The Israeli regime’s forces have killed two Palestinian children in the Gaza Strip every day since the ceasefire began in early October, UNICEF has warned.

The UN children’s agency said on Friday that Israeli forces continue to attack Palestinians in Gaza even though the agreement was meant to stop the killing.

“Since 11 October, while the ceasefire has been in effect, at least 67 children have been killed in conflict-related incidents in the Gaza Strip. Dozens more have been injured. That is an average of almost two children killed every day since the ceasefire took effect,” UNICEF spokesperson Ricardo Pires said in Geneva, reminding that each number in the statistics represents a child whose life had ended violently.

“These are not statistics,” he said. “Each child had a story, a family, and a future that was stolen from them.”

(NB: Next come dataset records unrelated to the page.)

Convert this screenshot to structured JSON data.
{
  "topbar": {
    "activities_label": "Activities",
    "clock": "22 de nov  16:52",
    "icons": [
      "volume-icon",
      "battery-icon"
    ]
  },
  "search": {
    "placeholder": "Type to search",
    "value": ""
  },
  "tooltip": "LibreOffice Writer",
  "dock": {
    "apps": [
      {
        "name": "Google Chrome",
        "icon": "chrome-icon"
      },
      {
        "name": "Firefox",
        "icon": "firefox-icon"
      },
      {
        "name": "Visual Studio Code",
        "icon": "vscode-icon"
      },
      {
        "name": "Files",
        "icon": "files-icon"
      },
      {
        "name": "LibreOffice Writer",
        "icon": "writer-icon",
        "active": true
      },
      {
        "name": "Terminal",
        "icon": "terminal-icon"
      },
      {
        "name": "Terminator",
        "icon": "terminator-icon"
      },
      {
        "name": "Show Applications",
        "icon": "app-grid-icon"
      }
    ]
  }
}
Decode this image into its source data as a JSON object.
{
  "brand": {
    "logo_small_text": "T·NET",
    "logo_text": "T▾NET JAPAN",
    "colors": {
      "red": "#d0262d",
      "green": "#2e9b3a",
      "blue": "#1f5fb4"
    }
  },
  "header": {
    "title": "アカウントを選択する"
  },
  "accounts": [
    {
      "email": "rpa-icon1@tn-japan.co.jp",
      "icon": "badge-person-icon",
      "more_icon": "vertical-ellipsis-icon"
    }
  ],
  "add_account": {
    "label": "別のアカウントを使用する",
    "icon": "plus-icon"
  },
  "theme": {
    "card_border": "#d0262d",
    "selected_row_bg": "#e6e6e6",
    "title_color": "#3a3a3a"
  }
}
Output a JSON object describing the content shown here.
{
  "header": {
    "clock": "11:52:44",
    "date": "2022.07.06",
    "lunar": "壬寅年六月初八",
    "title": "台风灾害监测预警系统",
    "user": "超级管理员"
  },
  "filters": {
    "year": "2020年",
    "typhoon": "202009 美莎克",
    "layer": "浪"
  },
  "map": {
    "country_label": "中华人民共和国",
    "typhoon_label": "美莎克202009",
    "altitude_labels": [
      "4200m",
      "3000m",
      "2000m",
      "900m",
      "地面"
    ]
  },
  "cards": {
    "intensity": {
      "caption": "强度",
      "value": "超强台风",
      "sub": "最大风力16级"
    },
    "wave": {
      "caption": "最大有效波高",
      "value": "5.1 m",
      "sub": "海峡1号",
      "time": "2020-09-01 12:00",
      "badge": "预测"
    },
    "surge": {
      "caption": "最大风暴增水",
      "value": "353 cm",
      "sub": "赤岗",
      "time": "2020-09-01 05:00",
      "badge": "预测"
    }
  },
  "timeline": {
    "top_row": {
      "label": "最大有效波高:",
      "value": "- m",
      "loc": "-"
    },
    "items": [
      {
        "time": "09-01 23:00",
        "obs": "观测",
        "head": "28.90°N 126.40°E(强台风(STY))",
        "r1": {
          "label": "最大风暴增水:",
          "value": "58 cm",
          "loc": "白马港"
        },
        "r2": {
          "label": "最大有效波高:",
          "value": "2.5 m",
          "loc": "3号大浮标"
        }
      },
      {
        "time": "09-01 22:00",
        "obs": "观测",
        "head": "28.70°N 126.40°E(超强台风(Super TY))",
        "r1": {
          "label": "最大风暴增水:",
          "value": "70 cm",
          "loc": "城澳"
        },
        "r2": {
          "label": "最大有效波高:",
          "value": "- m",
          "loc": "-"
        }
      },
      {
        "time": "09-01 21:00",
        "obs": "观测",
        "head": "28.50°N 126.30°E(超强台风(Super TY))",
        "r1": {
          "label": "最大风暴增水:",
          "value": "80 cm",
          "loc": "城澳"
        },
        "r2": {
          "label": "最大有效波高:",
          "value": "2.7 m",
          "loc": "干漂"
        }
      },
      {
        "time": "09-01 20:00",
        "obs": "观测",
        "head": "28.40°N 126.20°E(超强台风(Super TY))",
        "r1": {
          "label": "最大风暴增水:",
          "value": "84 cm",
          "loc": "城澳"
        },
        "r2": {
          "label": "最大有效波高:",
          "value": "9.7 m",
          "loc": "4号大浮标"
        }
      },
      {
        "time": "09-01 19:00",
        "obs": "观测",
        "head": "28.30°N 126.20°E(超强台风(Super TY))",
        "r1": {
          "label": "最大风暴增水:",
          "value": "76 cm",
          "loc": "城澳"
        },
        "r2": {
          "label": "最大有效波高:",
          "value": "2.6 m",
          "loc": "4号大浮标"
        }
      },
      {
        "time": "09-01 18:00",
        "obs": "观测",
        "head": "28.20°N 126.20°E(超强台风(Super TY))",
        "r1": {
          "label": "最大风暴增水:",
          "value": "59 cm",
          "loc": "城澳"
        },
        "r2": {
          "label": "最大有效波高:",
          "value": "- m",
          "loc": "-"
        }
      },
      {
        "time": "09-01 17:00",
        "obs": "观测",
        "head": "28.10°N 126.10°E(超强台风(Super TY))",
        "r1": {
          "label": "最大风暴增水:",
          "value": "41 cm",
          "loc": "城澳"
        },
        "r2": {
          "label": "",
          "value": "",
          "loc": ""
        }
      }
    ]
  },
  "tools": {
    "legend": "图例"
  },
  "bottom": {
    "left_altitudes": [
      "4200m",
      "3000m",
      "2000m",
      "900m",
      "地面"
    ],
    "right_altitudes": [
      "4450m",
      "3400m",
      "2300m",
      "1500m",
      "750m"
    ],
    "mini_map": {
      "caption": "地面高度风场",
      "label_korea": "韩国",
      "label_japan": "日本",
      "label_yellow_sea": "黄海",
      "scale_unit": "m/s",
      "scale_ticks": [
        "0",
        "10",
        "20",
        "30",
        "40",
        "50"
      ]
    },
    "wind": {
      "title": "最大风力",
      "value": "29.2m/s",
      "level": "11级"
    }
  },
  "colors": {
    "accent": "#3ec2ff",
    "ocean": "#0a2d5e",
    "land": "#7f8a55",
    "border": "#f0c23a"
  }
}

Data from Palestinian factions, human rights groups, and government bodies recorded since the US-brokered ceasefire deal went into effect on October 10 show that Israeli forces have carried out numerous attacks, each constituting a separate ceasefire violation.

UNICEF teams say they repeatedly continue to witness heart-wrenching scenes of fearful Palestinian children sleeping outdoors with amputated limbs, while others live as orphans in flooded, makeshift shelters.

“I saw this myself in August. There is no safe place for them. The world cannot normalize their suffering,” Pires said, lamenting that the UN could “do a lot more if the aid that is really needed was entering faster.”

The UNICEF spokesperson warned that with the advent of winter, the risks for hundreds of thousands of displaced children will increase.

He warned, “The stakes are incredibly high” for children as winter acts as a threat multiplier, where children have no heating, no insulation, and few blankets. He said respiratory infections rise.

“Too many children have already paid the highest price,” Pires said. “Too many are still paying it, even under a ceasefire. The world promised them it would stop and that we would protect them.”

“Now we must act like it,” the UNICEF spokesperson added.

Since the Israeli regime launched its genocidal war against Palestinians in Gaza in October 2023, it has killed nearly 70,000 people in the territory, most of them women and children, and injured over 170,000 more, while reducing most of the structures in the enclave to rubble.